Defenders of gender nonconformity frameworks often appeal to patient autonomy to justify access to GAC. Indeed, patient autonomy—particularly for adults—is an important principle of clinical ethics, but it is not the only one. For example, prioritizing patient autonomy should not come at the expense of the principles of beneficence, nonmaleficence, and justice.
The principle of justice or fairness requires that we apply the same standards to gender medicine as to other areas of medicine. This means that we owe it to patients with gender issues of all ages to ensure that our practices are based on the highest standards of scientific evidence, rather than solely on the value of patient autonomy.
The evidence for the benefits of “affirmative care” for both adults and adolescents is limited.

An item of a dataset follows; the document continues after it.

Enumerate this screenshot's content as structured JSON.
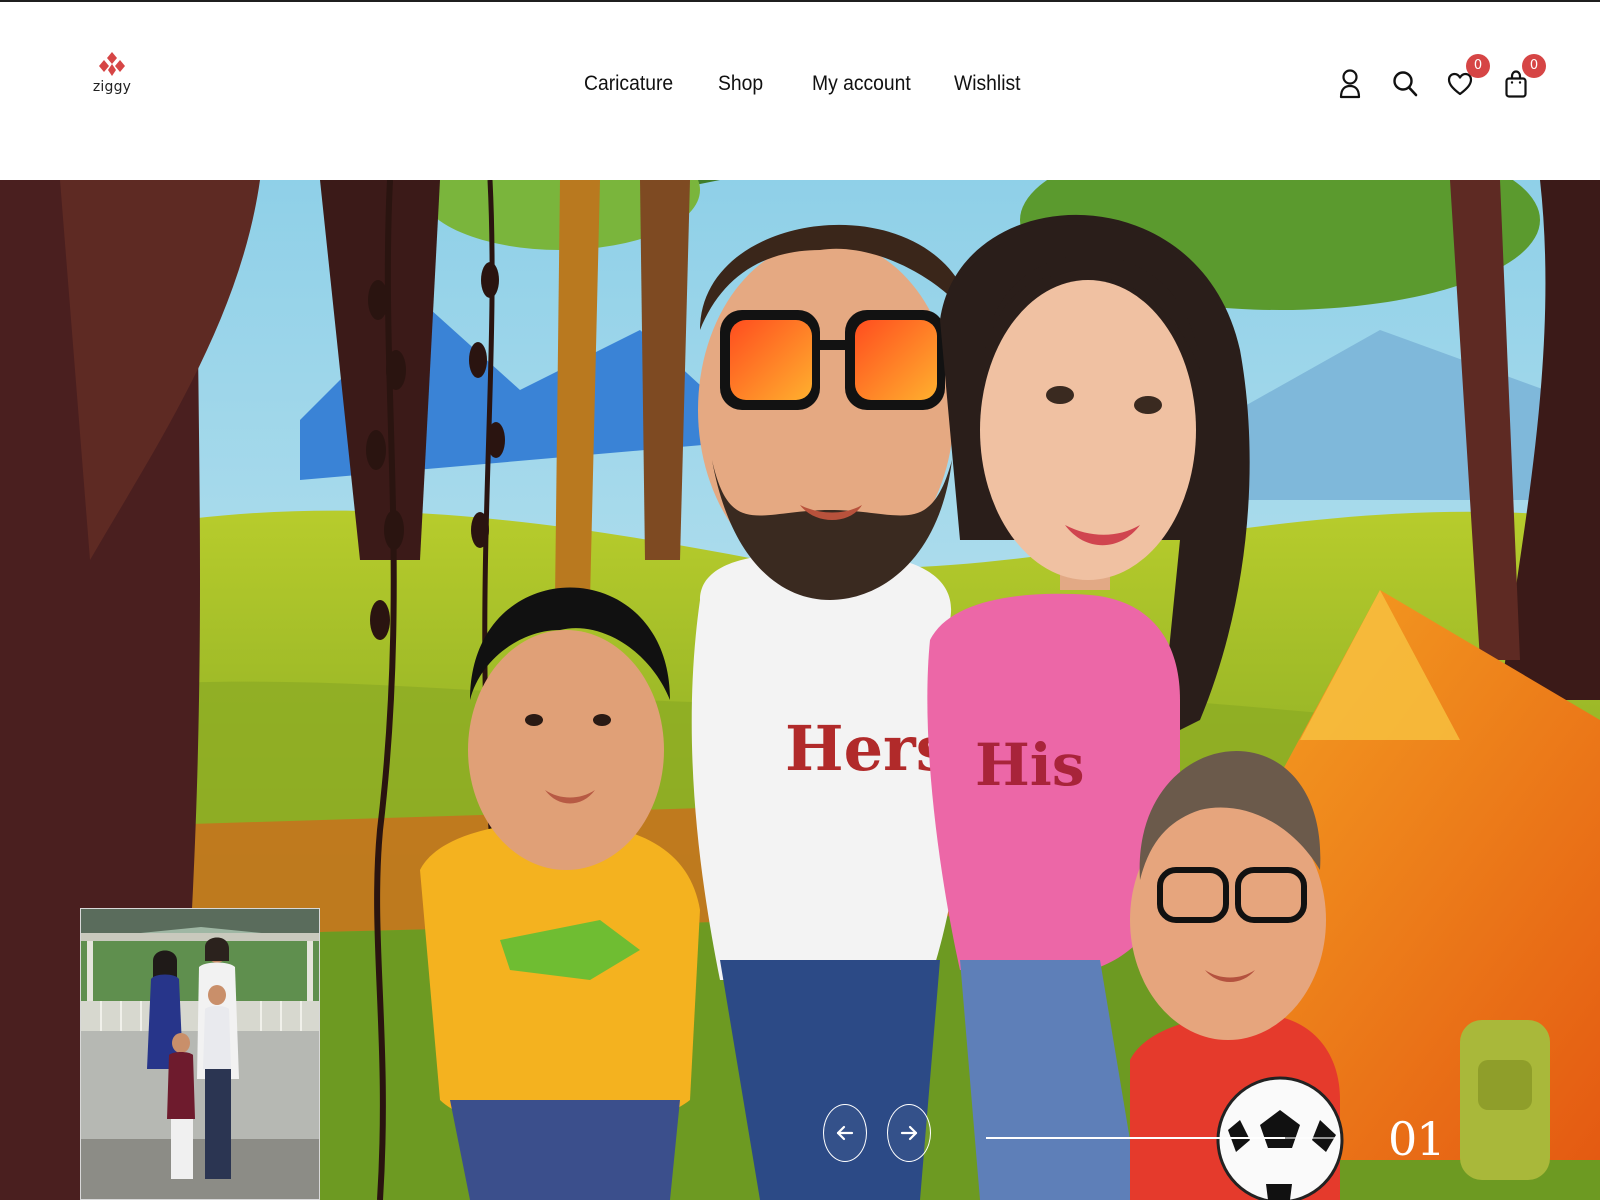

For example, a WPATH-funded evidence review that assessed the benefits of “affirmative care” for both children and adults found that the strength of the evidence for benefits was low due to the nature of the study designs, small sample sizes, and the existence of confounding factors with other interventions. Crucially, one of the main reasons that Dutch researchers felt compelled to innovate in pediatric sex modification procedures was the failure of sex reassignment to improve the mental health of adult transitioners.

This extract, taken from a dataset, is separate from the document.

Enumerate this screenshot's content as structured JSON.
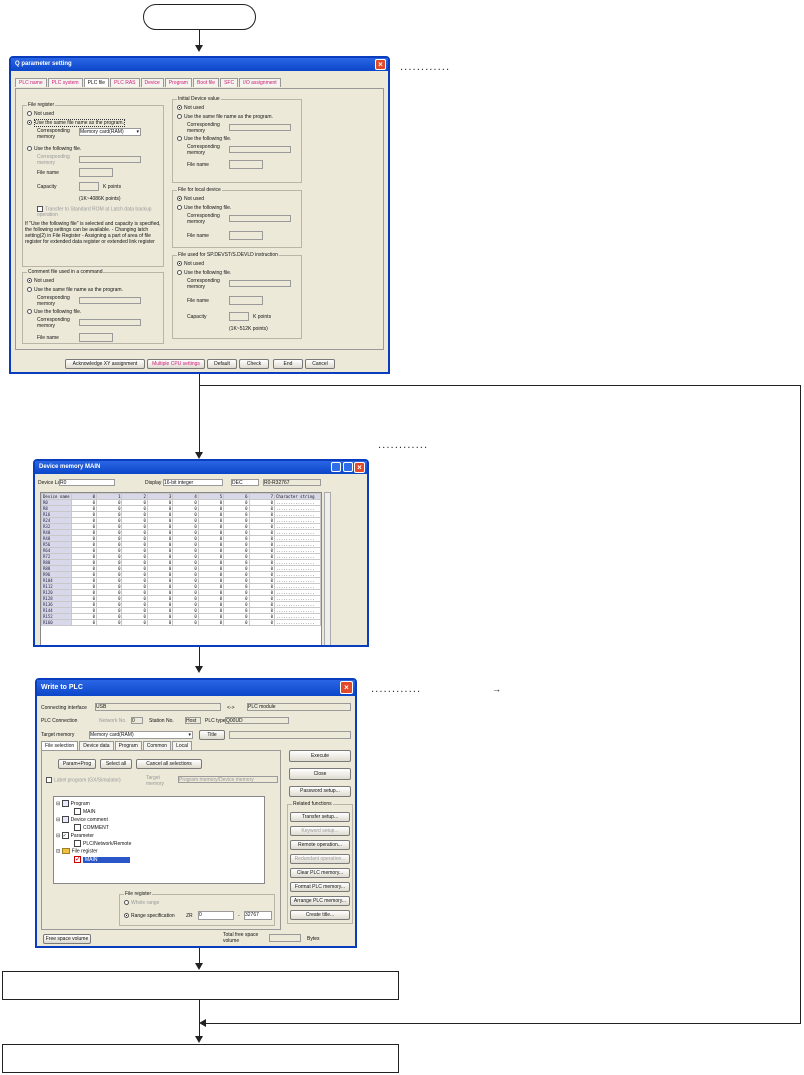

To fully exercise their autonomy, patients must follow a truly informed consent process that allows them to make decisions with a careful balance of benefits and risks. Adult treatment guidelines that recommend “affirmative care” without systematic review, as the WHO seems prepared to do, are at odds with the four principles of clinical ethics.
Much can change between now and when WHO guidelines for adult treatment are finalized, but the organization’s course of action leaves little room for optimism. If WHO endorses expanded access to “affirmative care” without assessing the strength of the evidence for benefits and harms, it would violate its own guideline-writing manual, which discourages “discordant recommendations.”
Strong recommendations should be based on strong evidence. Without strong evidence that “affirming care” will help patients, WHO’s endorsement would be a betrayal of clinical ethics—along with the gender-sensitive patients its guidelines are intended to serve.